Body of teen missing in Trotwood lake found

TROTWOOD — The body of a 17-year-old boy missing from a Trotwood lake was found by search teams Monday morning.

Division Chief Ralph Bowman confirmed that the teen’s body was found around 10:12 a.m. Monday morning and crews were able to get him out of the water around 10:50 a.m.

The teen’s identity has not been released pending identification from the Montgomery County Coroner’s Office.

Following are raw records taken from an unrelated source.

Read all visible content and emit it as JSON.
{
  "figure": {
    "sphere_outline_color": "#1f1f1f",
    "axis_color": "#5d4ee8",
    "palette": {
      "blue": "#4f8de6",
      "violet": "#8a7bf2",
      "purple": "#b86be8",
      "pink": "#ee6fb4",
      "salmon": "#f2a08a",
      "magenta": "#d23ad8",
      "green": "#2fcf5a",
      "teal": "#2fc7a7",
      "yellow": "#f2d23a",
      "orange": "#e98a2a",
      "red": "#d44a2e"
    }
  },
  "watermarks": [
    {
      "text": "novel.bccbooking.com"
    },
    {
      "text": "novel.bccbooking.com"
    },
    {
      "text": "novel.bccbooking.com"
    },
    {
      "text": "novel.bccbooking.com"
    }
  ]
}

>> PHOTOS: Water rescue teams recover body of missing teen in Trotwood lake

In addition to Trotwood crews on scene, Bowman said Wright-Patterson Air Force Base’s strike team and Piqua Fire Department’s dive rescue and recovery team was on hand to assist. A cadaver dog was even sent out on a boat Monday morning.

Tall lake grass posed a challenge for search teams as they looked for the teen Sunday evening and Monday morning.

“There is a lot of lake grass. It’s roughly about five to six feet tall, which was really hindering the divers’ efforts to try and find the young man last night and then this morning it was a little better,” he told News Center 7′s Kayla McDermott.

>> PREVIOUS COVERAGE: Water teams call off search for recovery of 17-year-old at Trotwood lake; Resumes Monday

First responders were called out to Madison Lakes Sunday afternoon in Trotwood just after 4:30 p.m. on what started as a water rescue and then turned into a recovery, according to the Trotwood Fire Department.

In 911 calls obtained through a public records request, it was reported that someone went into the water and didn’t come back up.

“I’m at Madison Lake,” a female caller told dispatchers. “Someone jumped into the water and didn’t come back up.”

Bowman told News Center 7 crews on scene Sunday that one of the teen’s friends tried to save him, but was unable to.

>> PHOTOS: Rescue teams search for missing 17-year-old in Trotwood lake

“The friend made it back to the bank and that’s when they called 911 because their other friend was still out in the water,” he said.

He also said once the weather warms like this, his crews spend a lot of time out at Madison Lake for water rescues.

“We’ve had divers out here before that have talked about the currents underwater that you just don’t see,” said Bowman. “It’s very dangerous.”